Я выждал пять минут, чтобы он смог уйти подальше, а потом вернулся в кабинет. К этому времени Гальончи снова пришел в сознание. Я набрал 911 и попросил соединить меня с Тарджентом. Он ответил после первого же звонка — держу пари, он еще не забыл этот номер.
— Слушайте, Перри, сукин вы сын, — прорычал он в трубку, — вы должны были позвонить еще двенадцать часов назад, помните? Так что лучше бы вам явиться ко мне самому!
— Вы хотите закончить расследование этого дела? — не слушая его, бросил я.

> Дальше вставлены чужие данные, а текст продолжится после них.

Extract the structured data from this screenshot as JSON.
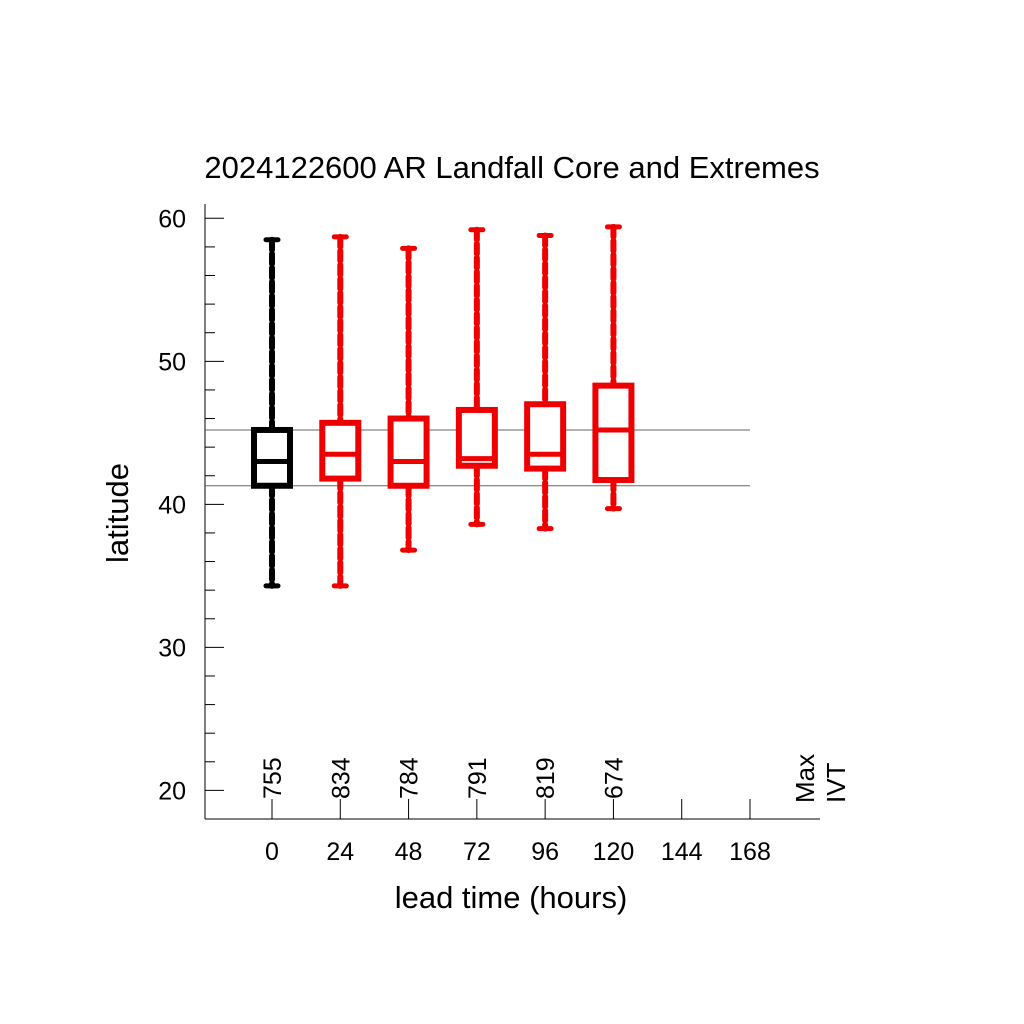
{
  "chart_data": {
    "type": "boxplot",
    "title": "2024122600 AR Landfall Core and Extremes",
    "xlabel": "lead time (hours)",
    "ylabel": "latitude",
    "x_tick_labels": [
      "0",
      "24",
      "48",
      "72",
      "96",
      "120",
      "144",
      "168"
    ],
    "y_tick_labels": [
      "20",
      "30",
      "40",
      "50",
      "60"
    ],
    "ylim": [
      18,
      61
    ],
    "y_major_ticks": [
      20,
      30,
      40,
      50,
      60
    ],
    "y_minor_step": 2,
    "side_label_lines": [
      "Max",
      "IVT"
    ],
    "reference_lines": [
      45.2,
      41.3
    ],
    "colors": {
      "analysis": "#000000",
      "forecast": "#ee0000",
      "axis": "#000000",
      "reference": "#666666"
    },
    "boxes": [
      {
        "lead": 0,
        "count": "755",
        "whisker_low": 34.3,
        "q1": 41.3,
        "median": 43.0,
        "q3": 45.2,
        "whisker_high": 58.5,
        "color": "#000000"
      },
      {
        "lead": 24,
        "count": "834",
        "whisker_low": 34.3,
        "q1": 41.8,
        "median": 43.5,
        "q3": 45.7,
        "whisker_high": 58.7,
        "color": "#ee0000"
      },
      {
        "lead": 48,
        "count": "784",
        "whisker_low": 36.8,
        "q1": 41.3,
        "median": 43.0,
        "q3": 46.0,
        "whisker_high": 57.9,
        "color": "#ee0000"
      },
      {
        "lead": 72,
        "count": "791",
        "whisker_low": 38.6,
        "q1": 42.7,
        "median": 43.2,
        "q3": 46.6,
        "whisker_high": 59.2,
        "color": "#ee0000"
      },
      {
        "lead": 96,
        "count": "819",
        "whisker_low": 38.3,
        "q1": 42.5,
        "median": 43.5,
        "q3": 47.0,
        "whisker_high": 58.8,
        "color": "#ee0000"
      },
      {
        "lead": 120,
        "count": "674",
        "whisker_low": 39.7,
        "q1": 41.7,
        "median": 45.2,
        "q3": 48.3,
        "whisker_high": 59.4,
        "color": "#ee0000"
      }
    ]
  }
}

— Интересно, почему вы спросили? Неужто собираетесь наконец во всем сознаться? — хмыкнул он. — Что-то мне подсказывает, что нет.
— Угадали.
— Да? Тогда что у вас есть для нас?
— Для вас? Два трупа, — отрезал я. — Мы тут все вместе, в одном доме в Женеве. Вы, наверное, еще не в курсе, но сегодня была похищена одна женщина, сейчас она в безопасности и готова вам кое-что объяснить, если вы захотите ее выслушать. Еще у меня тут человек, убивший Алекса Джефферсона, а также Донни Уорда.

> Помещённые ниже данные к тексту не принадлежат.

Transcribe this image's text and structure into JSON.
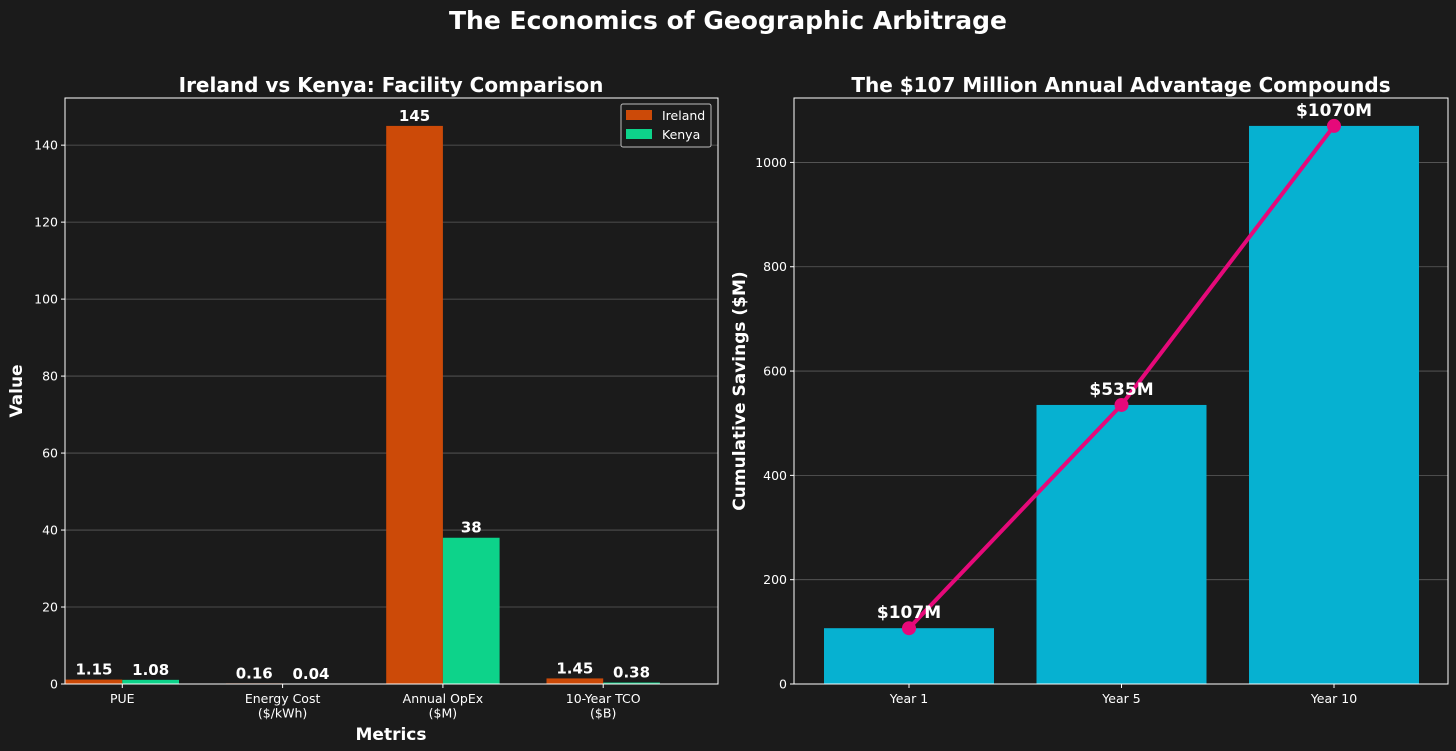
{
  "figure_title": "The Economics of Geographic Arbitrage",
  "colors": {
    "background": "#1b1b1b",
    "ireland": "#cc4a08",
    "kenya": "#0dd38a",
    "savings_bar": "#06b1d1",
    "savings_line": "#e6097a",
    "grid": "#5c5c5c",
    "axis": "#ffffff"
  },
  "chart_data": [
    {
      "type": "bar",
      "title": "Ireland vs Kenya: Facility Comparison",
      "xlabel": "Metrics",
      "ylabel": "Value",
      "categories": [
        [
          "PUE"
        ],
        [
          "Energy Cost",
          "($/kWh)"
        ],
        [
          "Annual OpEx",
          "($M)"
        ],
        [
          "10-Year TCO",
          "($B)"
        ]
      ],
      "series": [
        {
          "name": "Ireland",
          "color_key": "ireland",
          "values": [
            1.15,
            0.16,
            145,
            1.45
          ],
          "labels": [
            "1.15",
            "0.16",
            "145",
            "1.45"
          ]
        },
        {
          "name": "Kenya",
          "color_key": "kenya",
          "values": [
            1.08,
            0.04,
            38,
            0.38
          ],
          "labels": [
            "1.08",
            "0.04",
            "38",
            "0.38"
          ]
        }
      ],
      "ylim": [
        0,
        152.25
      ],
      "yticks": [
        0,
        20,
        40,
        60,
        80,
        100,
        120,
        140
      ],
      "grid": "y",
      "legend": "top-right"
    },
    {
      "type": "bar+line",
      "title": "The $107 Million Annual Advantage Compounds",
      "xlabel": "",
      "ylabel": "Cumulative Savings ($M)",
      "categories": [
        "Year 1",
        "Year 5",
        "Year 10"
      ],
      "values": [
        107,
        535,
        1070
      ],
      "labels": [
        "$107M",
        "$535M",
        "$1070M"
      ],
      "ylim": [
        0,
        1123.5
      ],
      "yticks": [
        0,
        200,
        400,
        600,
        800,
        1000
      ],
      "grid": "y"
    }
  ]
}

— Говорите, где вы, — коротко буркнул он в трубку.
Глава 45
Они продержали меня у себя целых три дня. Когда копы толпой ввалились на винокурню, ордер, выданный в связи с убийством Донни Уорда, оставался все еще в силе — судя по всему, мои объяснения, которые я им дал, никого особо не впечатлили, во всяком случае, настолько, чтобы они порвали ордер и отпустили меня с миром на все четыре стороны. Томми Гальончи тоже не спешил признаваться. Меня арестовали в пятницу вечером, что дало полиции — а может, и мне тоже — краткую передышку. В результате предъявление обвинения в убийстве волей-неволей пришлось отложить до утра понедельника, это дало им сорок восемь часов, чтобы выслушать показания Эми, Джо и мои собственные, которые мы все трое горели желанием дать. В понедельник утром мой адвокат выяснил наконец, что никакого обвинения мне все-таки предъявлено не будет.

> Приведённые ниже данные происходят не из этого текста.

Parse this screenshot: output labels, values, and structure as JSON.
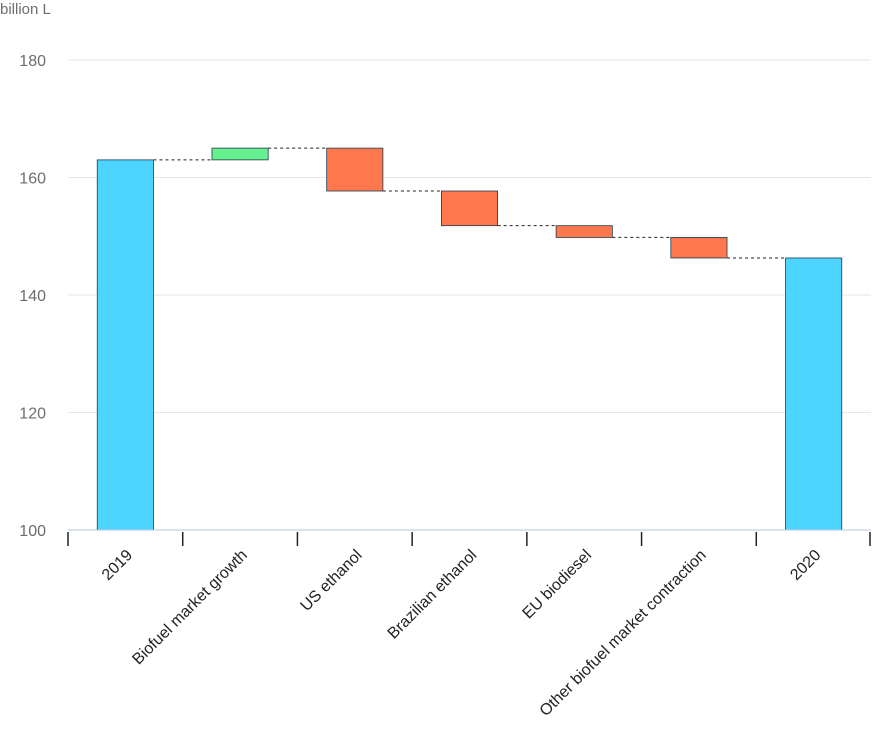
{
  "chart_data": {
    "type": "bar",
    "subtype": "waterfall",
    "ylabel": "billion L",
    "ylim": [
      100,
      180
    ],
    "yticks": [
      100,
      120,
      140,
      160,
      180
    ],
    "grid": true,
    "categories": [
      "2019",
      "Biofuel market growth",
      "US ethanol",
      "Brazilian ethanol",
      "EU biodiesel",
      "Other biofuel market contraction",
      "2020"
    ],
    "bars": [
      {
        "label": "2019",
        "kind": "total",
        "start": 100,
        "end": 163
      },
      {
        "label": "Biofuel market growth",
        "kind": "increase",
        "start": 163,
        "end": 165
      },
      {
        "label": "US ethanol",
        "kind": "decrease",
        "start": 165,
        "end": 157.7
      },
      {
        "label": "Brazilian ethanol",
        "kind": "decrease",
        "start": 157.7,
        "end": 151.8
      },
      {
        "label": "EU biodiesel",
        "kind": "decrease",
        "start": 151.8,
        "end": 149.8
      },
      {
        "label": "Other biofuel market contraction",
        "kind": "decrease",
        "start": 149.8,
        "end": 146.3
      },
      {
        "label": "2020",
        "kind": "total",
        "start": 100,
        "end": 146.3
      }
    ],
    "colors": {
      "total": "#4dd4ff",
      "increase": "#66f08f",
      "decrease": "#ff774d"
    }
  }
}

К тому времени полученные от меня показания уже были подкреплены кое-какими уликами. Помимо рассказа Эми, в котором она поведала о том, как Гальончи удалось ее похитить, как он вломился к ней в дом, сковал ей руки наручниками и затолкал ей в рот какую-то тряпку, от которой исходил сладковатый запах, у копов оказались и другие улики: их эксперты-криминалисты сравнили отпечатки, оставленные убийцей во дворе дома, где жил убитый Донни Уорд, с ботинками на ногах Гальончи — они совпали.
В конце концов в понедельник сразу после полудня копы объявили мне, что я свободен как ветер, после чего выставили меня за дверь. Тарджент оказал мне величайшую честь, самолично явившись в тюрьму, чтобы сказать, что я могу идти. У дверей тюрьмы ждал Джо, чтобы отвезти меня домой, но Тарджент, указав мне на открытую дверь комнаты для свиданий, попросил меня задержаться на пару минут. Кивнув, я вошел и устроился за столом, потирая запястья, — все-таки без наручников жить значительно приятнее.
— Послушайте, — глядя в сторону, бросил Тарджент, — возможно, вы хотите, чтобы я перед вами извинился…
— Я хочу выйти отсюда и вернуться домой, — перебил его я. — Это все.
— Возможно, мне действительно стоило бы извиниться, — продолжал он, пропустив мои слова мимо ушей. — Знаете, я много думал об этом прошлым вечером. Мы ведь так до сих пор толком и не знаем, как это все произошло, но если все было именно так, как это выглядит со стороны… То есть я имею в виду, если вы считаете, что это я вас подталкивал… ну, чтобы вы вмешались в это дело… Так вот, это неправда, хотите верьте, хотите нет. Все те факты, которые, сами понимаете, вызвали у меня подозрения на ваш счет, — я ведь их не выдумал, верно? Согласны, Перри? И я не смог бы с чистой совестью сказать, что стараюсь хорошо делать свою работу, если бы не попытался найти им какое-то объяснение, верно? Вот и все — ничего больше. Э-э-э… я просто пытаюсь объяснить…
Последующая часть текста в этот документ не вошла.